As mudanças dos últimos 20 anos deixaram muitas deficiências neste sistema, o que levou a ter muita rejeição das equipes de vendas, que dizem ser uma alternativa inicial para fornecer feedback valioso e validação de mercado para quem ainda precisa refinar seu produto antes de atingir mais consumidores e depois escalar as vendas.

Outro ponto que devemos considerar é a adaptação da realidade do BANT. Os modelos de compras de hoje são menos rígidos. Por exemplo, se levarmos em conta o Budget, o autor americano William Feather diz: “Um orçamento nos diz o que não podemos pagar, mas isso não nos impede de comprá-lo”.

Isso quer dizer que se formos levar ao pé da letra este modelo teremos bastante dificuldade numa realidade atual. O vendedor que está usando somente o BANT e que depende que o cliente tenha o orçamento necessário para fazer a compra,  terá que desconsiderá-lo como oportunidade.

Assim também acontece com a Autoridade – que, na teoria, teria que identificar uma liderança com o poder de decisão. No entanto, a realidade é que há uma grande quantidade de corporações que tem diluído e concentrado suas decisões não mais em uma pessoa, mas sim em um time.

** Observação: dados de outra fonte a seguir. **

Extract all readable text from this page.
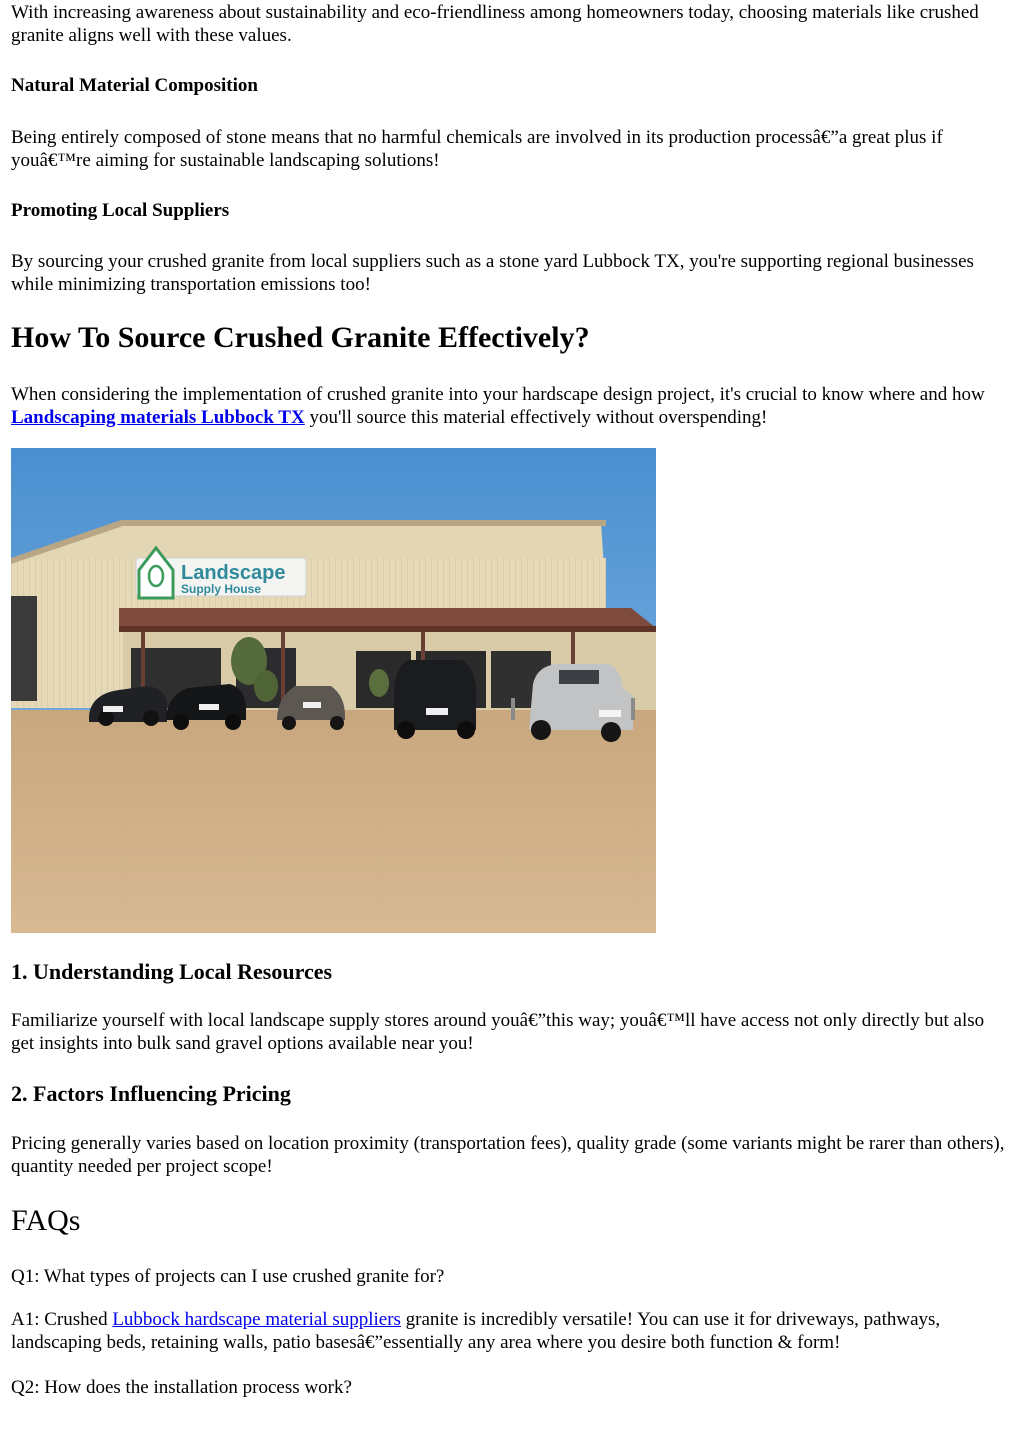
With increasing awareness about sustainability and eco-friendliness among homeowners today, choosing materials like crushed granite aligns well with these values.

Natural Material Composition

Being entirely composed of stone means that no harmful chemicals are involved in its production processâ€”a great plus if youâ€™re aiming for sustainable landscaping solutions!

Promoting Local Suppliers

By sourcing your crushed granite from local suppliers such as a stone yard Lubbock TX, you're supporting regional businesses while minimizing transportation emissions too!

How To Source Crushed Granite Effectively?

When considering the implementation of crushed granite into your hardscape design project, it's crucial to know where and how Landscaping materials Lubbock TX you'll source this material effectively without overspending!

Landscape
Supply House
1. Understanding Local Resources

Familiarize yourself with local landscape supply stores around youâ€”this way; youâ€™ll have access not only directly but also get insights into bulk sand gravel options available near you!

2. Factors Influencing Pricing

Pricing generally varies based on location proximity (transportation fees), quality grade (some variants might be rarer than others), quantity needed per project scope!

FAQs

Q1: What types of projects can I use crushed granite for?

A1: Crushed Lubbock hardscape material suppliers granite is incredibly versatile! You can use it for driveways, pathways, landscaping beds, retaining walls, patio basesâ€”essentially any area where you desire both function & form!

Q2: How does the installation process work?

No mundo empresarial moderno, a questão da necessidade também é bastante questionável, simplesmente porque  em meio a uma grande quantidade de opção e concorrências, o cliente pode não saber que precisa do seu produto e você tenha que gastar um tempo o educando neste sentido.

Quando se trata do fator tempo, também encontramos dificuldades relacionadas às estruturas e configurações empresariais modernas. “Pressionar” um cliente ainda é uma arma  que apesar de eficientes, pode ser bastante perigosa no mundo de hoje. Podemos colocá-lo de uma vez para fora do negócio ou até mesmo fechar uma venda. Mais uma vez, parece inviável  encaixar este antigo modelo nos processo de vendas atuais.

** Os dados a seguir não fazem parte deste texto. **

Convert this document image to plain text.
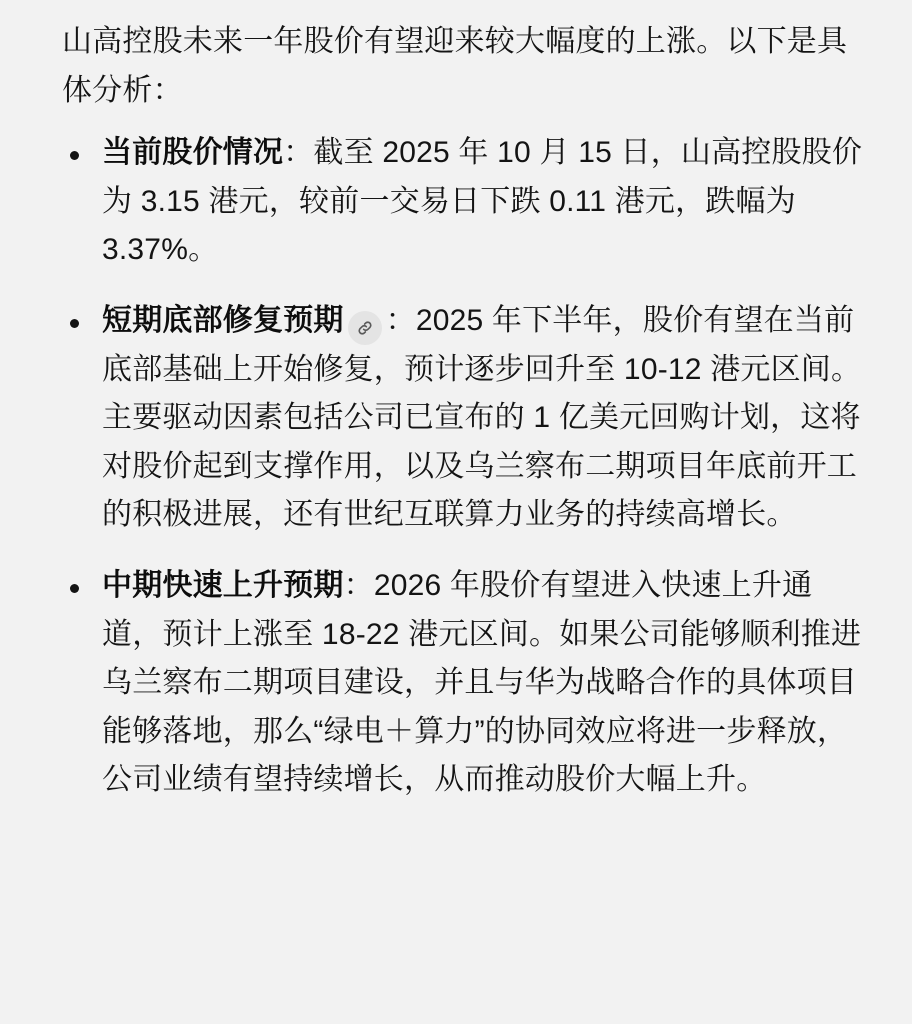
山高控股未来一年股价有望迎来较大幅度的上涨。以下是具体分析：

当前股价情况：截至 2025 年 10 月 15 日，山高控股股价为 3.15 港元，较前一交易日下跌 0.11 港元，跌幅为 3.37%。
短期底部修复预期 ：2025 年下半年，股价有望在当前底部基础上开始修复，预计逐步回升至 10-12 港元区间。主要驱动因素包括公司已宣布的 1 亿美元回购计划，这将对股价起到支撑作用，以及乌兰察布二期项目年底前开工的积极进展，还有世纪互联算力业务的持续高增长。
中期快速上升预期：2026 年股价有望进入快速上升通道，预计上涨至 18-22 港元区间。如果公司能够顺利推进乌兰察布二期项目建设，并且与华为战略合作的具体项目能够落地，那么“绿电＋算力”的协同效应将进一步释放，公司业绩有望持续增长，从而推动股价大幅上升。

Mas, o BANT ainda funciona?

Fica evidente que a jornada do comprador tem mudado drasticamente nas últimas décadas, e ainda mais com a internet tendo um alto papel na vida dos consumidores. O departamento de vendas, de marketing e, o mais novo deles chamado Sucesso do Cliente,  acabam sendo responsáveis por gerir o ciclo de vida dos leads, fazendo com que muita gente suspeite da real eficiência deste velho modelo.

Claro que com toda essa mudança é evidente, pois está mais do que no momento de** reavaliar novos modos para qualificar os leads.** No entanto, ainda parece ser uma ferramenta que auxilia em processos basicos de vendas ou até mesmo depois de modernizar e adaptar essas mudanças, pode ser útil em alguma etapa do funil.

A BANT hoje é um grande termômetro que pode ajudar a perceber o cliente, mas não resolve mais todos os problemas desta nova maneira de comprar e encarar a jornada de compra. A alternativa é conhecer mais modelos e ideias para sanar sua necessidade.